Operational failure
Infinite Loop
When an agent repeats reasoning, tool calls, or retries without making meaningful progress.
What failed
An infinite loop occurs when an AI agent repeats reasoning steps, tool calls, retrieval attempts, or retries without making meaningful progress. Some loops are literal; others are bounded by system limits but still waste time, money, and user trust.
Architecture context
Research agents, coding agents, browsing agents, IT automation, customer support agents, retrieval workflows, and systems that automatically retry failed tool calls.
Impact
Loops can create cost runaway, latency spikes, tool-rate-limit problems, bad user experiences, and downstream workflow delays. A loop also indicates that the agent may lack proper stopping conditions, uncertainty handling, or recovery behavior.
Symptoms
- Repeated calls to the same tool with similar arguments.

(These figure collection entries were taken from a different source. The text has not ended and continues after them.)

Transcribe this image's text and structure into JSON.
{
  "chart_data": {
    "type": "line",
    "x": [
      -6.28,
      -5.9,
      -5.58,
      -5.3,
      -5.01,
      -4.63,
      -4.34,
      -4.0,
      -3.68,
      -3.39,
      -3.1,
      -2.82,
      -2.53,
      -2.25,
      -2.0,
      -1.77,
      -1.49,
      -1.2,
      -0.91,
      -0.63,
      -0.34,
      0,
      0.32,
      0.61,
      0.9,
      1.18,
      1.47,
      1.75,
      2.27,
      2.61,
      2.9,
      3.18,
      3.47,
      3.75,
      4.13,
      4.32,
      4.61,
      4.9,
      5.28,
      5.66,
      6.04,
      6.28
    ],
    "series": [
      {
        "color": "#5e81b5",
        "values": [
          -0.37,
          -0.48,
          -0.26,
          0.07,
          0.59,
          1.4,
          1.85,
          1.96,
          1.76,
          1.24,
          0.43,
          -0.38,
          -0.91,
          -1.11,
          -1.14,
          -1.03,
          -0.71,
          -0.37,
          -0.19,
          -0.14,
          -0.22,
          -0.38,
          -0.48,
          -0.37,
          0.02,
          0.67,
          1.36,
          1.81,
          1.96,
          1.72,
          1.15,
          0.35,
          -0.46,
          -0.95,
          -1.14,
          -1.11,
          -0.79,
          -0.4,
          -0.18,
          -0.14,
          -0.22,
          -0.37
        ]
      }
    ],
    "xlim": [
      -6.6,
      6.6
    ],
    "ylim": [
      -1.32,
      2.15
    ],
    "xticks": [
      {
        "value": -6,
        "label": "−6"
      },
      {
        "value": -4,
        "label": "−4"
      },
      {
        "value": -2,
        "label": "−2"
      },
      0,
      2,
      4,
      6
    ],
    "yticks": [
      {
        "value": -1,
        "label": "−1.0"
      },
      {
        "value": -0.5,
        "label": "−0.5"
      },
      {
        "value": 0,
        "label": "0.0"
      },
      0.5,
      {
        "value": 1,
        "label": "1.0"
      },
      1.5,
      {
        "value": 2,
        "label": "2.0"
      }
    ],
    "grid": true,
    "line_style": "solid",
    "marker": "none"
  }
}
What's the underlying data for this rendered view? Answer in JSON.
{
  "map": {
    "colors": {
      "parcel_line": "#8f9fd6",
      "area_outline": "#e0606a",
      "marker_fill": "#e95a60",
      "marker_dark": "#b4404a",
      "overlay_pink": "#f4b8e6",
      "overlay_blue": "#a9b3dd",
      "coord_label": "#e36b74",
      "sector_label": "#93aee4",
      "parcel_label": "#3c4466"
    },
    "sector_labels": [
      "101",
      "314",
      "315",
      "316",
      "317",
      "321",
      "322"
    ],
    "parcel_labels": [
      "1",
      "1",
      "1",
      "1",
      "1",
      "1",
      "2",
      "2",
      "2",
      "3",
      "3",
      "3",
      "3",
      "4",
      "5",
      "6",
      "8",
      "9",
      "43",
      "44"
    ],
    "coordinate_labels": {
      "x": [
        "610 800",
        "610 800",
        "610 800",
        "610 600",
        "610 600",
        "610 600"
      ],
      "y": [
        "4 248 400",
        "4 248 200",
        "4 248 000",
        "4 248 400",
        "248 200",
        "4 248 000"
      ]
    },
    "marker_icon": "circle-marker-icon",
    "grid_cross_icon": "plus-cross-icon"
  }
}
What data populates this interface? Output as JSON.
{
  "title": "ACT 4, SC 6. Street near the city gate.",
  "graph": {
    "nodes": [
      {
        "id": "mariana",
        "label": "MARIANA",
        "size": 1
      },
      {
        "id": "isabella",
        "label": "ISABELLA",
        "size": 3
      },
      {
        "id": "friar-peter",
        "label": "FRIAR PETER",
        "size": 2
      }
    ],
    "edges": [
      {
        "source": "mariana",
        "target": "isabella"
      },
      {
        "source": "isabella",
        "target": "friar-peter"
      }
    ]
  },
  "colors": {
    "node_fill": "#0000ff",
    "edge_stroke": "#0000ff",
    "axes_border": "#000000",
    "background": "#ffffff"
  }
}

- Repeated retrieval of similar documents.
- The agent keeps revising without improving.
- The agent retries after the same error.
- Long traces with no state progress.
- User waits while the agent continues unnecessary work.
- Repeated action patterns.
Detection signals
- High retry counts.
- No meaningful state transition.
- Similar tool inputs across steps.
- Cost or latency spikes.
- Agent reaches maximum step limit.
Mitigations
- Add maximum step and retry limits.
- Detect repeated actions.
- Require strategy change after repeated failure.
- Add explicit stop conditions.
- Escalate when progress stalls.
- Budget tokens, tool calls, and elapsed time.